The timeline of awaiting a rapture is broken into two parts: First one becomes willing to be stolen away, then one waits patiently for it to happen, occasionally topping up one’s own willingness and preparedness if stores seem to be running low. But the forces of heaven do the lifting, the heavy work, the spiriting away, the catching up of the body in the air. The timeline of transition is both alike and nothing like it: one becomes, if not willing to transition, at least curious, sometimes desperate, sometimes terrified, sometimes confident, sometimes tentative. Then, at some point, one has to do or say something in order to make it happen. The force of my desire to transition, when I allowed myself to be hit with the full force of it, felt so supernatural and overwhelming it was as if all I had to do was stand and wait and somehow the process would begin itself around me, first the lifting, then the heavy work, then the catching up of the body in the air, then the translation from the corruptible to the incorruptible. My own desires had seemed external to me—I certainly couldn’t remember deciding to want anything—so it stood to reason that whatever came next would happen to me rather than because of me.

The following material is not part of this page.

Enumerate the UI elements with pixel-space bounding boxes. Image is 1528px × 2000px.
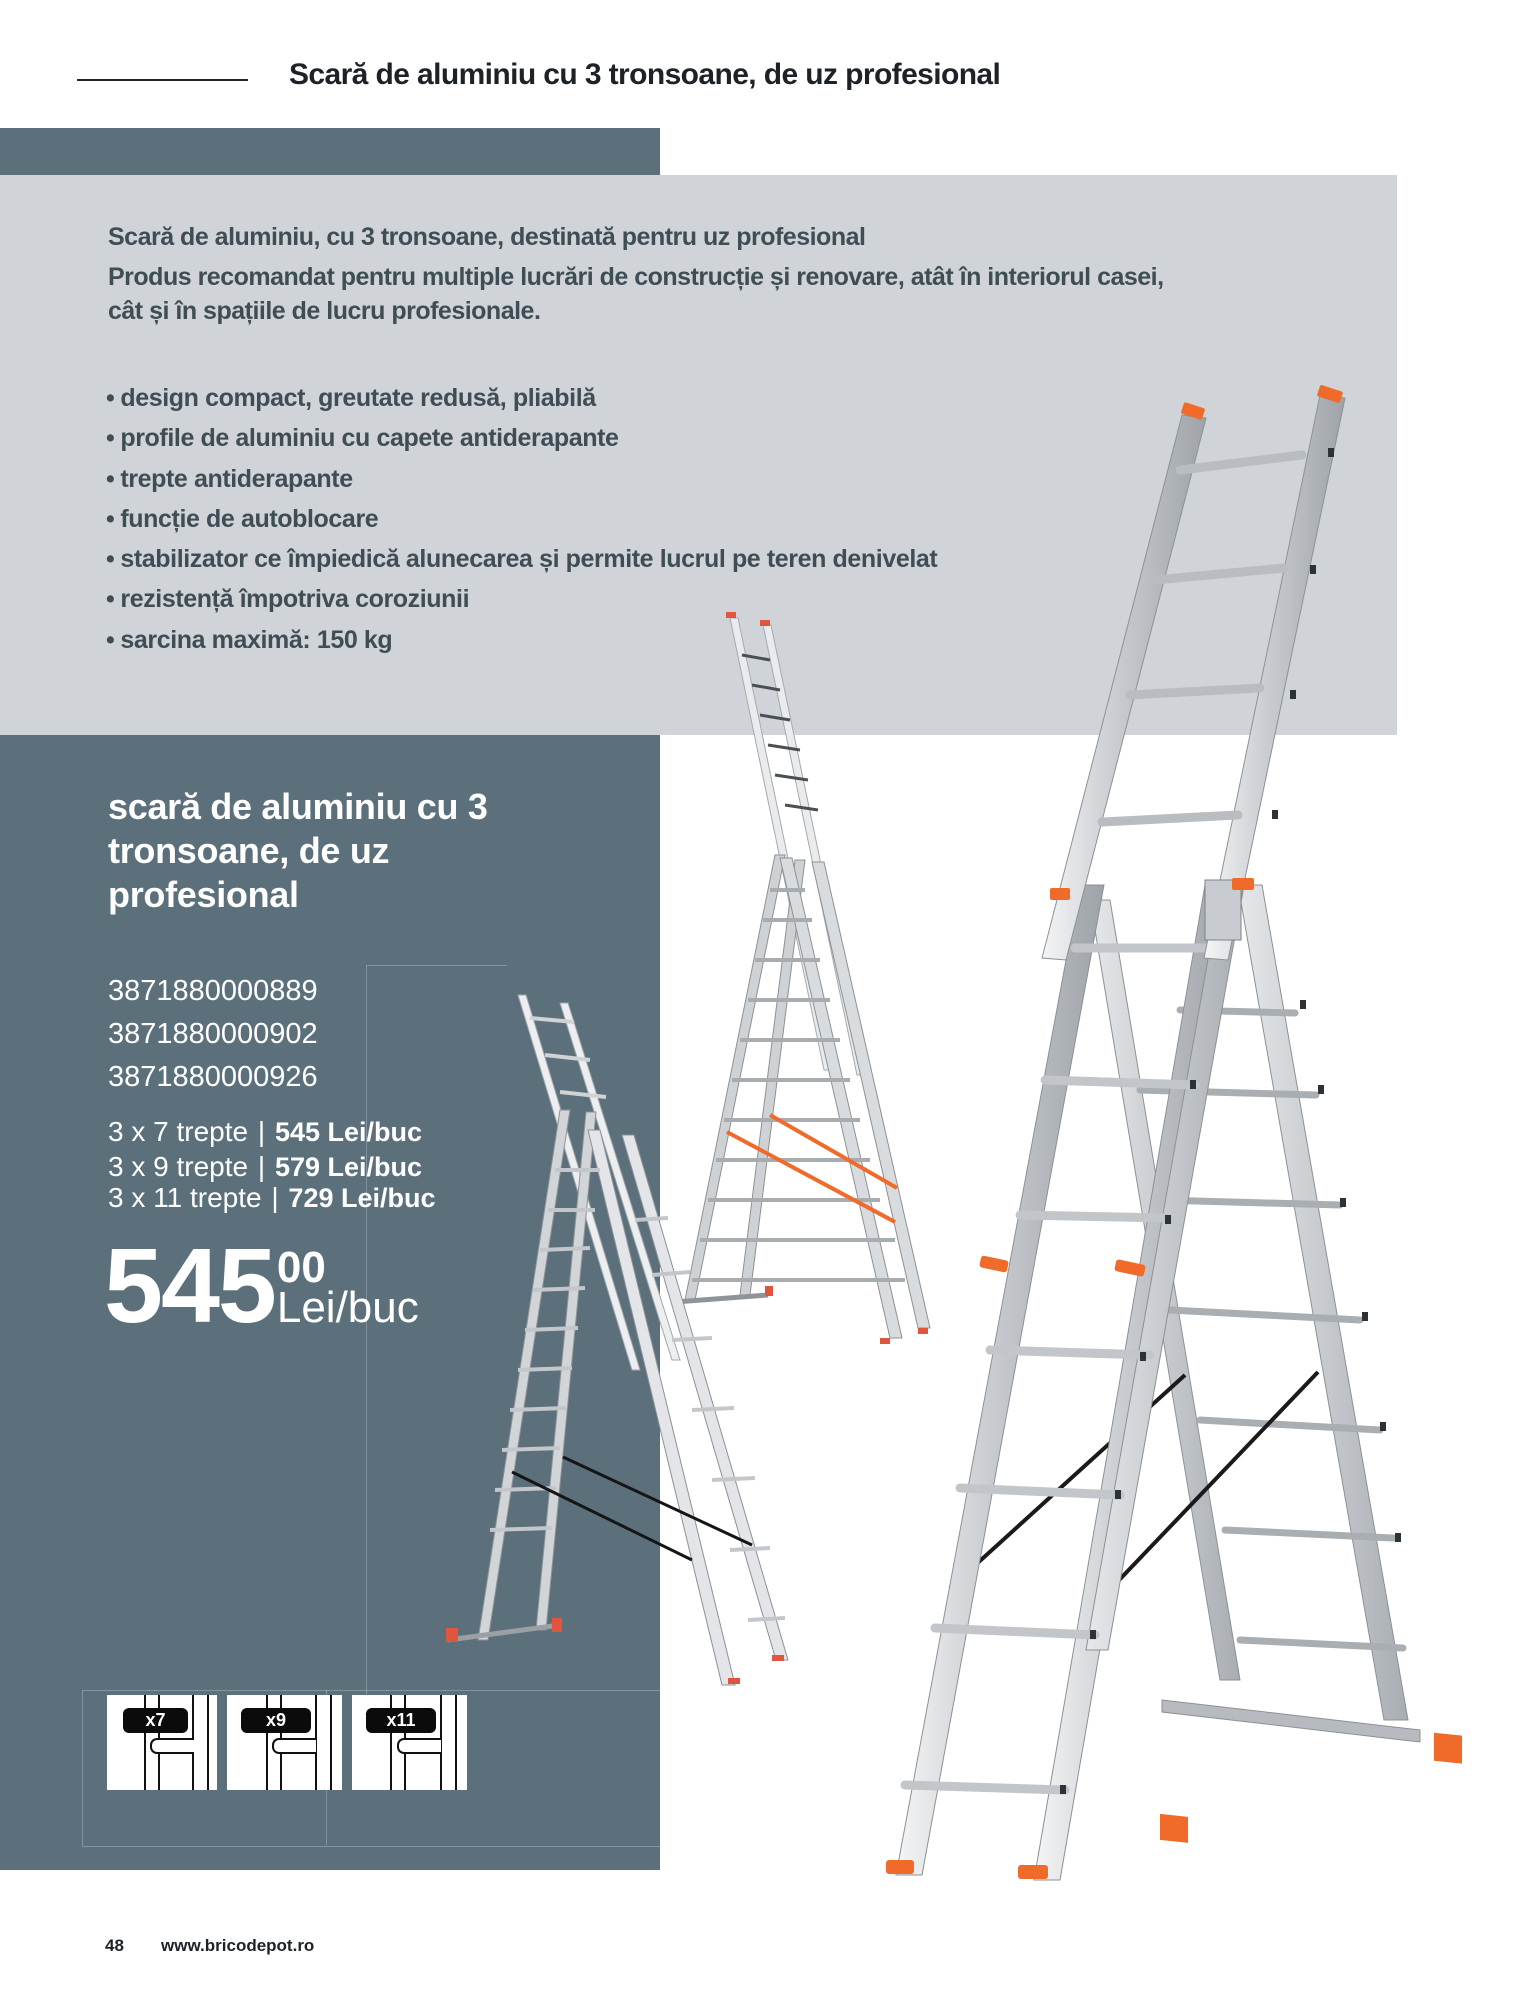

“Then two will be in the field: one will be taken and the other left. Two women will be grinding flour at the mill: one will be taken and the other left. Watch therefore, for you do not know what hour your Lord is coming. But know this, that if the master of the house had not known what hour the thief would come, he would have watched and not suffered his house to be broken into. Therefore you also be ready, for you know not what hour your Lord comes.” I had not foreseen the hour when I would be struck by transition-longing. How then could I be asked to discern what came next? I hoped with all my heart to wait long enough for my desires to pass, or to be remade at someone else’s hands. “For God was pleased through Him to reconcile to Himself all things, whether things on earth or things in heaven, by making peace” (Col. 1:20). Everyone will be reconciled through peace and pleasure who can possibly stand it. If you don’t squeeze through the door at first, just wait patiently for Heaven to grind you into a shape that fits.